The question of self and society focuses, then, on the nature of the self's agency when each individual emerges slowly into a world already so well appointed. It is not only that you grow inside a particular language such as English. That is only the bladest part. It is that you were born into a particular historical situation, into a family with a known social standing, a reputation, and a level of wealth, and its own quirky traditions. . . . Thus, on Pierre Bourdieu's account, the sense of agency is grander than the reality just because the limitations and dominance bequeathed by the milieu, by the
habitus (custom), are deemed decisive. [p. 13]

An here's one of my favorite parts:

. . . . the self is always, as Charles Taylor has argued, pre-eminently a self-interpreting animal. If culture can dominate and constrain a person, if the subjective identity is a necessary part of understanding how power relations work, it is because the core of the self is an interpreter who can only be controlled by trying to put a blindfold or blinkers on its creative narrative. Although parts of everybody's account of life are plagiarized, this does not prove that his or her stories cannot be significantly original. Some social historians might not think that these narrative or hemeneutical idiosyncracies add up to much, but if one is as interested in meaning as in causation, then God is in the details. [p. 15]

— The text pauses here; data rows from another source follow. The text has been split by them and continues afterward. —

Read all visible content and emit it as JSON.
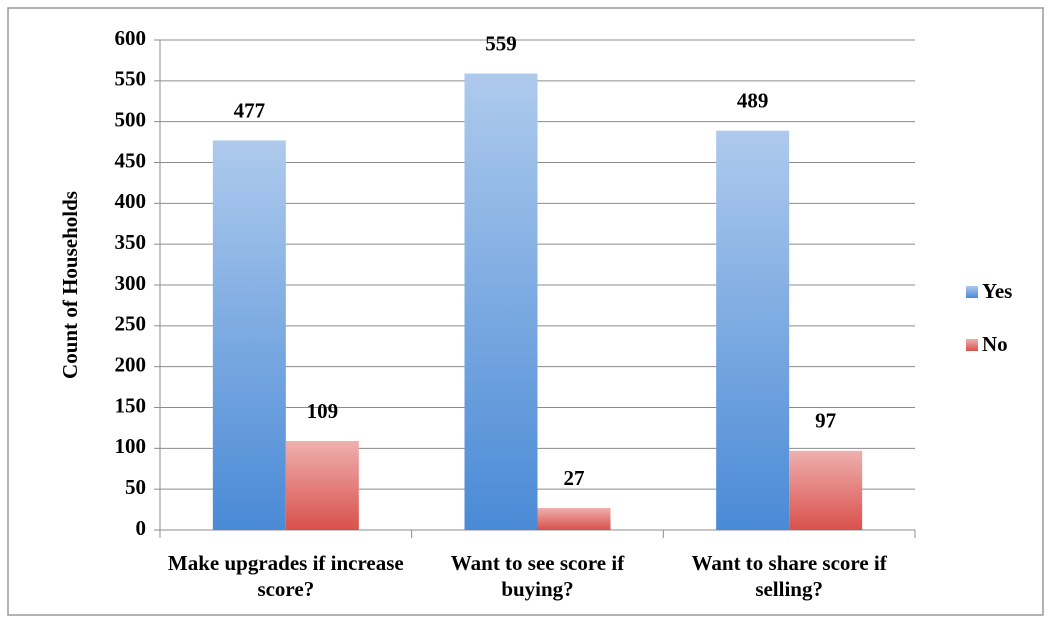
{
  "chart_data": {
    "type": "bar",
    "y_label": "Count of Households",
    "categories": [
      "Make upgrades if increase score?",
      "Want to see score if buying?",
      "Want to share score if selling?"
    ],
    "series": [
      {
        "name": "Yes",
        "color": "#4a8ad6",
        "values": [
          477,
          559,
          489
        ]
      },
      {
        "name": "No",
        "color": "#d9504c",
        "values": [
          109,
          27,
          97
        ]
      }
    ],
    "ylim": [
      0,
      600
    ],
    "yticks": [
      0,
      50,
      100,
      150,
      200,
      250,
      300,
      350,
      400,
      450,
      500,
      550,
      600
    ],
    "grid": true,
    "legend": "right"
  }
}
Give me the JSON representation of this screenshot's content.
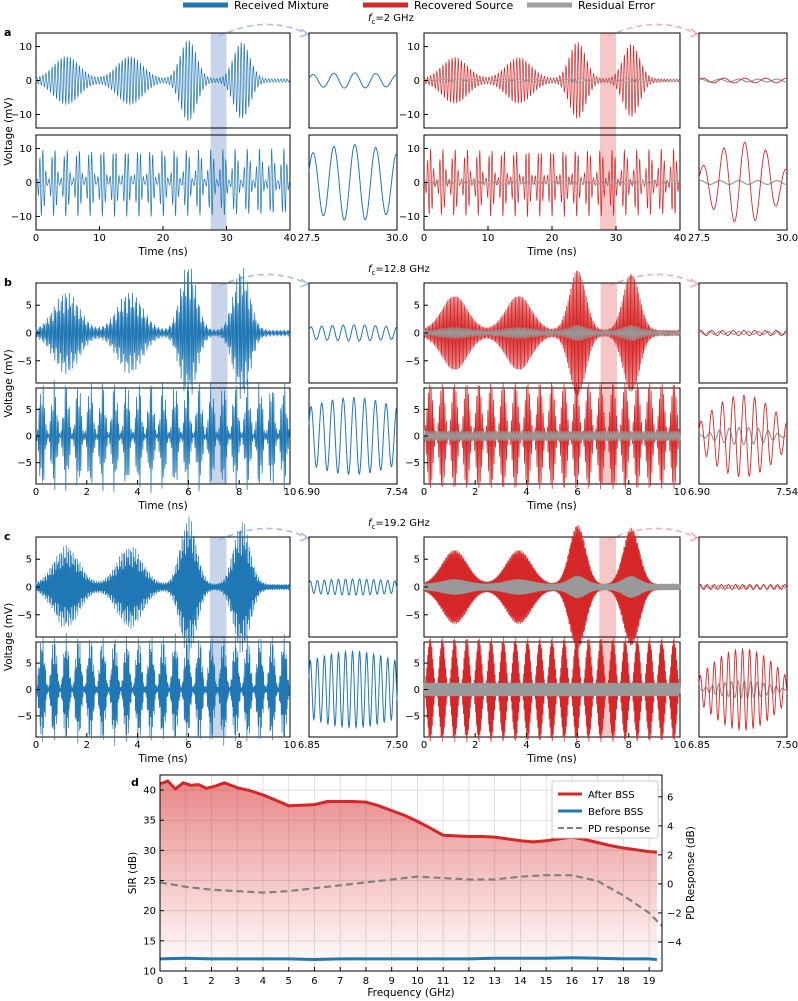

For Shaw, "the self in history is mainly the social self, for it is perhaps all that is left of human nature to say that a person's nature is to fashion herself out of tools she does not own, in the context of a world that she did not initiate, and cannot ignore" [p. 16]. I will leave everyone with Palgrave's brief description of the book:

Necessary Conjunctions is an original study of how regular medieval people created their public social identities. Focusing especially on the world of English townspeople in the later Middle Ages, the book explores the social self, the public face of the individual. It gives special attention to how prevalent norms of honor, fidelity and hierarchy guided and were manipulated by medieval citizens. With variable success, medieval men and women defined themselves and each other by the clothes they work, the goods they cherished, as well as by their alliances and enemies, their sharp tongues and petty violence. Employing a highly interdisciplinary methodology and an original theory makes it possible to see how personal agency and identity developed within the framework of later medieval power structures.